Wednesday, March 25, 2026

Council Provides Feedback on Proposed Affordable Housing Reserve Fund

As I posted, Langley City now has a new zoning bylaw. One of the requirements of the new zoning bylaw is that all new residential projects within an 800-metre radius of the Willowbrook and Langley City Centre SkyTrain stations must have at least 2.5% of the units available for rent for at least 20% below Langley City market rates for the life of the building. Under BC law, a builder may either provide these units as part of a residential project or pay a cash-in-lieu amount to the municipality.

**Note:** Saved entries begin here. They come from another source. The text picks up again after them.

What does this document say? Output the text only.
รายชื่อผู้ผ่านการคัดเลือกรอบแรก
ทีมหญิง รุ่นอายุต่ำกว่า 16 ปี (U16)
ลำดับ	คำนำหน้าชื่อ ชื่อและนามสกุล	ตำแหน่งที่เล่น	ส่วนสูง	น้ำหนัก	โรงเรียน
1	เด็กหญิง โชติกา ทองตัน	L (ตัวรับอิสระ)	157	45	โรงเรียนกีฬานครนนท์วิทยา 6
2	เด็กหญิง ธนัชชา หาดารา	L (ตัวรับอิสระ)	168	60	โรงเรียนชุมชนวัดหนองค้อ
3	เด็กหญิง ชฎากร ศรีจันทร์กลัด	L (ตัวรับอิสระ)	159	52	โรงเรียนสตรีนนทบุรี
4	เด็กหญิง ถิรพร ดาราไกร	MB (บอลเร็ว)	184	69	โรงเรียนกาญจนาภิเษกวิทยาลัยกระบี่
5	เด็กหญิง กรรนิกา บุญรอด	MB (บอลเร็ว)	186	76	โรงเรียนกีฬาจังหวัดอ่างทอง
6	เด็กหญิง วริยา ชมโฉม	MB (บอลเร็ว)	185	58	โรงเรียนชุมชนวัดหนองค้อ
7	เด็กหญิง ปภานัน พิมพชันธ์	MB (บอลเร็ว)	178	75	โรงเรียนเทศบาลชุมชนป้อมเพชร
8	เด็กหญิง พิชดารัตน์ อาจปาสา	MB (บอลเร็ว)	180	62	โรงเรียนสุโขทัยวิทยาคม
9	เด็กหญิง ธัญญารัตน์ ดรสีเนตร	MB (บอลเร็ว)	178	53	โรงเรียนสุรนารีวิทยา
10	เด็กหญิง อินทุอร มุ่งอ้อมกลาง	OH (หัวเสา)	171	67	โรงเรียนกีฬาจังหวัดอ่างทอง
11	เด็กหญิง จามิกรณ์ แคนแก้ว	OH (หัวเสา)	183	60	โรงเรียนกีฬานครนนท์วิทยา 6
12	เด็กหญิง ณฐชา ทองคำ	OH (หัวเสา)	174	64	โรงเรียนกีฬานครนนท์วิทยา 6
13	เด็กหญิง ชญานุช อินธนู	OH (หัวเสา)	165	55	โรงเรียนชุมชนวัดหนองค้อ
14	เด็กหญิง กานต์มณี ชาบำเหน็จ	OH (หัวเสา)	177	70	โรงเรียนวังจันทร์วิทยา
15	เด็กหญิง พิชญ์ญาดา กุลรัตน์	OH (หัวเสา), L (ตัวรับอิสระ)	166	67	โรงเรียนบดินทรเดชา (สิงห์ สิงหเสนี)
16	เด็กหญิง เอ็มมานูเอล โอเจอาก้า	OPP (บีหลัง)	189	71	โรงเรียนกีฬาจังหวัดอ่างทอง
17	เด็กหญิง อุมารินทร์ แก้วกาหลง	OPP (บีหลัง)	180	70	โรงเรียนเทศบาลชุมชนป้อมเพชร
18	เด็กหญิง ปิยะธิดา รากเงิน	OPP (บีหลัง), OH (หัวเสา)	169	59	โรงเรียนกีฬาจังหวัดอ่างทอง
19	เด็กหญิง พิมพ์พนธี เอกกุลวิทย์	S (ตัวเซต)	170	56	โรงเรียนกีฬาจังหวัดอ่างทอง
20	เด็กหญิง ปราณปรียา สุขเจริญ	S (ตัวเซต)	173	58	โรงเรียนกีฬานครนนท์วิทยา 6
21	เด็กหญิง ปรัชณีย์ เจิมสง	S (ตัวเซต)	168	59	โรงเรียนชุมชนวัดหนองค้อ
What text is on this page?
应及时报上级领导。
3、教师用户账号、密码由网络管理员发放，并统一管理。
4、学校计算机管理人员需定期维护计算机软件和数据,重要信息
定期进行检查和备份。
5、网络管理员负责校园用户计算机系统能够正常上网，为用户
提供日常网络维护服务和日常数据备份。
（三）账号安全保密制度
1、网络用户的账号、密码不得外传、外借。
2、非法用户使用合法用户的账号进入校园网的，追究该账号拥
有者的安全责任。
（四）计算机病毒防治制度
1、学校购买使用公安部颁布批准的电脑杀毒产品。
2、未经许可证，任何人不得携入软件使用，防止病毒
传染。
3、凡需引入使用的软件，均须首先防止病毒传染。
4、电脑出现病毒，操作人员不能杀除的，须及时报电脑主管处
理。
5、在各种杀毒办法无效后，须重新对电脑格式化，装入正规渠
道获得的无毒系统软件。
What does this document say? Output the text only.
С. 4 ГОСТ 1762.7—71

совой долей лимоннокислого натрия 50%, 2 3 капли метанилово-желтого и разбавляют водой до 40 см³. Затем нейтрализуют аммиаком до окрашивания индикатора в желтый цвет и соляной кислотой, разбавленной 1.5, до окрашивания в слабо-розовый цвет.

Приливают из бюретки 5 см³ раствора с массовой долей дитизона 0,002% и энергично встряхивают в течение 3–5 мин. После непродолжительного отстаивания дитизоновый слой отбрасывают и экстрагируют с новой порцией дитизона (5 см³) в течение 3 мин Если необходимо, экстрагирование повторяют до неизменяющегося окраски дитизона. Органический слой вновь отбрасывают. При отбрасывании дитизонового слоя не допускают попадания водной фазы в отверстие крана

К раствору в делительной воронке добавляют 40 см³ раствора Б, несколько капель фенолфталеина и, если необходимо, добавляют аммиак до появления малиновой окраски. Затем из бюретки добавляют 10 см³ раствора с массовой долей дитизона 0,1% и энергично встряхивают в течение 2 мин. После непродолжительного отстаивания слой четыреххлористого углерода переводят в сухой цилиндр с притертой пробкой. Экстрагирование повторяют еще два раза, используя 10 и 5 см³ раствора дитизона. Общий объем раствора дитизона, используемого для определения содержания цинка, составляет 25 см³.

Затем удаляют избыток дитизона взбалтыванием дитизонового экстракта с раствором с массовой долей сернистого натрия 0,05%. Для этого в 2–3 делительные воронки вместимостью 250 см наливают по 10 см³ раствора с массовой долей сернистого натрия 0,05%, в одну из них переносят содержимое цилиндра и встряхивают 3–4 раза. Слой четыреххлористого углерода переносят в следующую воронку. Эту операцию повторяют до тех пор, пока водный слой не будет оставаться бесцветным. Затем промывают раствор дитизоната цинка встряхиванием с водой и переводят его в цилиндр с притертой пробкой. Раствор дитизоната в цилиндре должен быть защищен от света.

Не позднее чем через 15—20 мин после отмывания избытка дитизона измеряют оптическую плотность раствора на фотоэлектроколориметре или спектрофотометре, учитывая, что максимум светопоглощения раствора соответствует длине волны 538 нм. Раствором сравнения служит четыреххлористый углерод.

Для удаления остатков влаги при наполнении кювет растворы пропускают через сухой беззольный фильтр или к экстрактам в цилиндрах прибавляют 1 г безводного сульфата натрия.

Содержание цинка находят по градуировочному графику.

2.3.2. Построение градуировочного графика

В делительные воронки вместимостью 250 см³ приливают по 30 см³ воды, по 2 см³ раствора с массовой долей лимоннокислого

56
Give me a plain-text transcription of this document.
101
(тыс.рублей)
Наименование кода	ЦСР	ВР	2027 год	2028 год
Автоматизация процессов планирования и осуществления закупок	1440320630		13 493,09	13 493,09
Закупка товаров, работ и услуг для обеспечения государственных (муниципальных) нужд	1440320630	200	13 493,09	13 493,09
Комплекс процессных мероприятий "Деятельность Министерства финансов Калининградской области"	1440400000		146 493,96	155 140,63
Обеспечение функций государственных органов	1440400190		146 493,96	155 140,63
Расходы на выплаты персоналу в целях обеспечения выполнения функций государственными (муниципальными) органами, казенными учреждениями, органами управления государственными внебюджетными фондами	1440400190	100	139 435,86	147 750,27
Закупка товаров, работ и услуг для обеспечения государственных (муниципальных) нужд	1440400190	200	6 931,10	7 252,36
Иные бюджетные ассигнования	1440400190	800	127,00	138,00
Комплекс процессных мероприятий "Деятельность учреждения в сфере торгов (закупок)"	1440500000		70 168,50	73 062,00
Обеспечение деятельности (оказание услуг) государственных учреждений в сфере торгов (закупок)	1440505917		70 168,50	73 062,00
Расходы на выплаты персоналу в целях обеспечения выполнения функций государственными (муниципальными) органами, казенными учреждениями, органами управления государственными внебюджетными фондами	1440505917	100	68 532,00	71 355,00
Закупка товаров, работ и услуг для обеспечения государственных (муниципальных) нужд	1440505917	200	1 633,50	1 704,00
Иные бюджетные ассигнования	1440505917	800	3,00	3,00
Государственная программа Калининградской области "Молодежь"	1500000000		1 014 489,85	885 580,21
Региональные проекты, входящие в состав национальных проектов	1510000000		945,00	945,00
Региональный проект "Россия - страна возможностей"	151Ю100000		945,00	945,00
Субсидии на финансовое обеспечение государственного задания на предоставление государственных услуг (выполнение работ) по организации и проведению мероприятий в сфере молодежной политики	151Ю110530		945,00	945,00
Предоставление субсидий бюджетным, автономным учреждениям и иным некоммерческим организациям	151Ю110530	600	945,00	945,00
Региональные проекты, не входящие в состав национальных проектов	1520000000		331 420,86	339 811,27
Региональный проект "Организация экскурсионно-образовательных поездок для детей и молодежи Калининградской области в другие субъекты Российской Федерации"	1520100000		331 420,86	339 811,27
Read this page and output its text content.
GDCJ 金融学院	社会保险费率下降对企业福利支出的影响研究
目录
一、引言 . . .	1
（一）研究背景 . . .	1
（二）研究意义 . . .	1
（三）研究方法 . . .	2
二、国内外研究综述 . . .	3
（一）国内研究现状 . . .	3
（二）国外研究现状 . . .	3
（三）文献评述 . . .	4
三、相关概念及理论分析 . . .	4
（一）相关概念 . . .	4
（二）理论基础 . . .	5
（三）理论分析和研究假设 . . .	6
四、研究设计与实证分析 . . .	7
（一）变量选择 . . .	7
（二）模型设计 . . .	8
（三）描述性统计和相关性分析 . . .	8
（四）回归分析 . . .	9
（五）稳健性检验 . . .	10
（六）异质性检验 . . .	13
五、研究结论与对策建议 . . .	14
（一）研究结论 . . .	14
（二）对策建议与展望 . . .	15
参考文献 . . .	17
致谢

Outside these SkyTrain areas, the City now also has density bonusing that applies to low- and mid-rise, and mixed-use areas. These areas are all generally north of the Nicomekl River. Density bonusing allows a builder to have a higher density than otherwise permitted in exchange for 13% of the building’s units being affordable. These affordable units must be rented out for at least 20% below Langley City market rates for the life of the building, or the builder must pay a cash-in-lieu amount. The density still must be within the permitted land use. For example, in our low-rise areas, the maximum height would still be 6 stories, even with density bonusing.

Council is now developing an Affordable Housing Reserve Fund, which is required to accept cash-in-lieu payments per provincial requirements. At this Monday’s Council meeting, City staff noted that the Affordable Housing Reserve Fund can not only receive revenue from these cash-in-lieu payments, but that Council can also designate other revenue sources for the fund, such as a portion of the MRDT accommodation tax, which is charged when people stay at a hotel or short-term rental.

Mixed-use Building Under Construction on Johnston Road White Rock

The City must set the cash-in-lieu payment rates to cover the true costs of building affordable units by BC law. The proposed rates are $400 per sq. ft. for woodframe projects and $500 per sq. ft for concrete or steel residential projects.

Council would receive and consider applications from non-profits or government-owned housing providers who would like to use the funds.

Council's primary feedback was that the cash-in-lieu rates should be reviewed frequently to ensure they reflect the true cost of building affordable units, that the funds be used to deliver 20% below market rates units that would otherwise not be built (ie, not used to offset the costs for an affordable housing projects that was already going to be builts), and that it wouldn’t be used to offset City fees and charges. The clear takeaway was that Council wanted to see more affordable units built near SkyTrain and in density bonusing areas.

Staff will now take Council's feedback and develop an Affordable Housing Reserve Fund bylaw and policy for Council's consideration at a future meeting.